Genzyme Corp., the target of a hostile takeover by Paris-based Sanofi-Aventis SA, is spending more than $2 million a week to develop alemtuzumab for multiple sclerosis, Chief Executive Officer Henri Termeer said today.

Currently approved as a therapy for blood cancer and sold under the name Campath, alemtuzumab produced revenue of less than $150 million last year, according to Cambridge, Massachusetts-based Genzyme. The company predicts sales of $3 billion to $3.5 billion by 2017 with an added use in multiple sclerosis, and expects to see the first results in six months from the final stage of clinical trials. Mark Schoenebaum, an analyst with ISI Group Inc. in New York, estimates peak sales of $2.3 billion.

Sanofi on Dec. 13 extended the deadline for Genzyme’s investors to tender stock at $69 a share, or about $18.5 billion, to Jan. 21, 2011, from Dec. 10. The French drugmaker took its offer to shareholders on Oct. 4, after Termeer spurned the bid as too low, in part because it failed to consider alemtuzumab’s future value. Sanofi cites analysts’ estimates for peak sales of the drug from multiple sclerosis of $700 million.

“Alemtuzumab for MS is probably the largest single program we’ve ever undertaken,” Termeer said today at a meeting with shareholders in New York. “We’ve been investing more than $2 million a week to get to where we are today.”

Genzyme declined 14 cents to $69.65 at 4 p.m.
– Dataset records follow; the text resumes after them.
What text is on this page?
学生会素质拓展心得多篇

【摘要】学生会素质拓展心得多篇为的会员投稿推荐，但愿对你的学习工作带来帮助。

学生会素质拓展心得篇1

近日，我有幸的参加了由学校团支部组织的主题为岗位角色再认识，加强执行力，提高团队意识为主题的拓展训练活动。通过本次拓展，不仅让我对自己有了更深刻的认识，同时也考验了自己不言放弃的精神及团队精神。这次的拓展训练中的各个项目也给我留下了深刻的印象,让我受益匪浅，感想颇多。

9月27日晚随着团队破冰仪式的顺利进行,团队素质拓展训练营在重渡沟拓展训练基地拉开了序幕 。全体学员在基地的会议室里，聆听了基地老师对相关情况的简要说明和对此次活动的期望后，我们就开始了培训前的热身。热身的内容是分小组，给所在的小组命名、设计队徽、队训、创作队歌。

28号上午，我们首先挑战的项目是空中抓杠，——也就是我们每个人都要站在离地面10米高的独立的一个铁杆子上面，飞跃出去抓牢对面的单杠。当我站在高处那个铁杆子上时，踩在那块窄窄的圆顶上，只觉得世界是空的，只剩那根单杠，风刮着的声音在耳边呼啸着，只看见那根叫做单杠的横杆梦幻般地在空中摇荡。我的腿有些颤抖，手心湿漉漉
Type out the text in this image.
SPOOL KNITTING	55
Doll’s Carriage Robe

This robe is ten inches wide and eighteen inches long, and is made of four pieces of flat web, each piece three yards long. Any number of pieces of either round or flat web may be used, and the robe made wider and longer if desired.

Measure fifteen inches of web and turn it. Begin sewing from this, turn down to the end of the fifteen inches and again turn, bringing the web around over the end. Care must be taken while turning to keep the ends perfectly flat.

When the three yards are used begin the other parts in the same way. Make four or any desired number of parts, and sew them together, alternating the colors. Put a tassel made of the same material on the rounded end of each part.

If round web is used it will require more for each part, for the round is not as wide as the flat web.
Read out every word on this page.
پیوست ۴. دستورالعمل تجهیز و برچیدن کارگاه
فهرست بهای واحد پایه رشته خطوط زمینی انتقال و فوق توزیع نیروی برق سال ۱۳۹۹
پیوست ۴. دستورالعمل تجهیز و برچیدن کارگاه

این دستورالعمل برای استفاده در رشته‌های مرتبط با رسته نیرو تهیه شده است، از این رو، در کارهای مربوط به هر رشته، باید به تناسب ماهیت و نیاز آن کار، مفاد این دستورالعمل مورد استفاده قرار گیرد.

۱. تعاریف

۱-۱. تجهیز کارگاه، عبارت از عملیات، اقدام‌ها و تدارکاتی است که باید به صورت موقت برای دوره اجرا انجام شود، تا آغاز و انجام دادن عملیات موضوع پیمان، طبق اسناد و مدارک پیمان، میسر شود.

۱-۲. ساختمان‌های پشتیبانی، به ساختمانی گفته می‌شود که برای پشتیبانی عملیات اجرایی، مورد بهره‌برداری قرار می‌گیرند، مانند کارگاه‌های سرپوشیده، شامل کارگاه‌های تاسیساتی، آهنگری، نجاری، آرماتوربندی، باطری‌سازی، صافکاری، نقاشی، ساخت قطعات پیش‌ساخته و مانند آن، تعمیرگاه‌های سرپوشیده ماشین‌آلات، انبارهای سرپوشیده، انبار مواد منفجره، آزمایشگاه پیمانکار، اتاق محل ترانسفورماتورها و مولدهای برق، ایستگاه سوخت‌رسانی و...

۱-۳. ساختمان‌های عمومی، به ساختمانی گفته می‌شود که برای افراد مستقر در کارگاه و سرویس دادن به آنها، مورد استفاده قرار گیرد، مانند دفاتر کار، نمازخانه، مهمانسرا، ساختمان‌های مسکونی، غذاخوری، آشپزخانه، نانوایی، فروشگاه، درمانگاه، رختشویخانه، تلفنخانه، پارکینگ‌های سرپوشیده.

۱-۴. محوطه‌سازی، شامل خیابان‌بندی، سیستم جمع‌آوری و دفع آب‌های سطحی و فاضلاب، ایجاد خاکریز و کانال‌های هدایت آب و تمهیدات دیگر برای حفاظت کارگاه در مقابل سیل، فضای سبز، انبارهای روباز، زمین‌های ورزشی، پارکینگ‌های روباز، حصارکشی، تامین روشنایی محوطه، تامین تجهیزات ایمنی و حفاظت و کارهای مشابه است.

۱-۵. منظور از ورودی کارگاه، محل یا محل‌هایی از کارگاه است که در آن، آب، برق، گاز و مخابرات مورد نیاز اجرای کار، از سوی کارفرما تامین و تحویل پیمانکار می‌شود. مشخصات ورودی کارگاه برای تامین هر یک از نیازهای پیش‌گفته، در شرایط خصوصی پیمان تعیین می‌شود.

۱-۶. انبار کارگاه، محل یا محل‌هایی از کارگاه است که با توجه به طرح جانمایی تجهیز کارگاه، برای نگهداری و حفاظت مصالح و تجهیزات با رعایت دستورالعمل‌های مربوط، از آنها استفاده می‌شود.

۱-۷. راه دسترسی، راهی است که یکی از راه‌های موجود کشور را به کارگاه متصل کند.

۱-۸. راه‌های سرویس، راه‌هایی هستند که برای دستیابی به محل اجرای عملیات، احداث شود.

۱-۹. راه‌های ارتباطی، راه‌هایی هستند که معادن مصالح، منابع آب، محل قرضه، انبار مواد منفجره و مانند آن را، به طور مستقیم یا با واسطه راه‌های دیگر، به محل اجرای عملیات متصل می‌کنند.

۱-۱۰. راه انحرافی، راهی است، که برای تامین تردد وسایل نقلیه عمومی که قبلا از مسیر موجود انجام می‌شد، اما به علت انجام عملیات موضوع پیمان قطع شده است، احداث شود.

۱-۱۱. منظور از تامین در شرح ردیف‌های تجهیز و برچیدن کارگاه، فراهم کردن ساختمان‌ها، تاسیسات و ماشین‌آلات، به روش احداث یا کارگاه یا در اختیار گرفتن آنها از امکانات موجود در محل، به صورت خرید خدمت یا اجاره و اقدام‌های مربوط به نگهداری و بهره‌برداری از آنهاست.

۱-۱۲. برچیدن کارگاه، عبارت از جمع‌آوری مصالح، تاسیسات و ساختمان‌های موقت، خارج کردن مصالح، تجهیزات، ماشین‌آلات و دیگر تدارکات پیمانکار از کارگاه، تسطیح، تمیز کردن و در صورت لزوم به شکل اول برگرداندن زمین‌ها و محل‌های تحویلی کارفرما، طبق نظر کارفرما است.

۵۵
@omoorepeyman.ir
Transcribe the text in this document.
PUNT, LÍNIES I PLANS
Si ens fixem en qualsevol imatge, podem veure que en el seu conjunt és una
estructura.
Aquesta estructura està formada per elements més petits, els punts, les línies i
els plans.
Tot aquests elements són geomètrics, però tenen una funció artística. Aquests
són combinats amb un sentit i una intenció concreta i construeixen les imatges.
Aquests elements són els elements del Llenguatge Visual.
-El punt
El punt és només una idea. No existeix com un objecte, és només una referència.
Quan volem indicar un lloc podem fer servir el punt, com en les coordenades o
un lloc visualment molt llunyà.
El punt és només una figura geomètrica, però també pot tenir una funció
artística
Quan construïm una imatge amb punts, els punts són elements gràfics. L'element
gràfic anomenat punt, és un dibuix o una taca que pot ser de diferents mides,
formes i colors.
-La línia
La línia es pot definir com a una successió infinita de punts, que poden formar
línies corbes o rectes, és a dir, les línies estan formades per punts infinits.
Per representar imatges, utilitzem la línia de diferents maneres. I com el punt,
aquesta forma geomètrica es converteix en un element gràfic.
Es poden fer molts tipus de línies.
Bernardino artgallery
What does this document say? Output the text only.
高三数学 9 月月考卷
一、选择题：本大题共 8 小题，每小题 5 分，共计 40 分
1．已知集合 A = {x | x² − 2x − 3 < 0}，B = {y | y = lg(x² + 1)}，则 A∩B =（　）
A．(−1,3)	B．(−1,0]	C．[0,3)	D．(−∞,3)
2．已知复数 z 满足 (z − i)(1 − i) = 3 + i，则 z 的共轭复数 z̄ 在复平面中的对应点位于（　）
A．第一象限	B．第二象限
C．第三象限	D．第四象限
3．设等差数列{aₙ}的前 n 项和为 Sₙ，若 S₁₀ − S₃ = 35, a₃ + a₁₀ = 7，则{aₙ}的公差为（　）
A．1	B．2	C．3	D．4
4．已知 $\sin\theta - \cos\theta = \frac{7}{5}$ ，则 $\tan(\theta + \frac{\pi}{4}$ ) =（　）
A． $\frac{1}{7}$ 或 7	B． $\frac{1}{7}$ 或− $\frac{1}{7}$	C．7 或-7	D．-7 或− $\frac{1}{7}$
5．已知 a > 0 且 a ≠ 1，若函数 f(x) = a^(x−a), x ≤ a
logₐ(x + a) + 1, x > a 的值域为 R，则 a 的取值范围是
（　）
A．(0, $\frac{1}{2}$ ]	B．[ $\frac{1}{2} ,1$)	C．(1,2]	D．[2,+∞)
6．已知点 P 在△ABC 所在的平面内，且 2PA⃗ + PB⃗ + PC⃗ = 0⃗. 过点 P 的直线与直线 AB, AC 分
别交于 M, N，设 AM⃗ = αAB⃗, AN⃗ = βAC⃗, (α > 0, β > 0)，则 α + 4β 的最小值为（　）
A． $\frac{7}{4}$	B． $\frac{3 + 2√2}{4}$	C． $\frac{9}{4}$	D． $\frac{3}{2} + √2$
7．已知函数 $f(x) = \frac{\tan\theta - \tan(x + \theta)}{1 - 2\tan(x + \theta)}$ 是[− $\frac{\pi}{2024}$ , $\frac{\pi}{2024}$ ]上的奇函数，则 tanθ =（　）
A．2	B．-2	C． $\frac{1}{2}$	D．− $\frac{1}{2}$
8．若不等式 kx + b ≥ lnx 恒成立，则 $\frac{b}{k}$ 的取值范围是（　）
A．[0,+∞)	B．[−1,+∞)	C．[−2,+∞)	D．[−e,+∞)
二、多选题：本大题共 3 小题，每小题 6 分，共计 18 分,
New York time in Nasdaq Stock Market composite trading.

New Name

The company said today the medicine will be marketed for MS as Lemtrada, a combination of alemtuzumab and the Spanish word for “entrance.”

Genzyme and Sanofi have discussed a clause known as a contingent value right, or CVR, structured around Lemtrada, under which Genzyme stockholders would receive more money from the French drugmaker if sales goals are reached.

“CVRs are useful because people take different views,” Termeer told reporters today after the presentation. “Shareholders have been very supportive of the CVR idea.”

Jean-Marc Podvin, a spokesman for Sanofi, declined to comment.

Termeer estimated about a quarter of Genzyme’s current shareholders are short-term investors who bought the stock after Sanofi made its offer.

“Most bought at $71 or $72 a share,” Termeer said. “They don’t want to sell at $69.”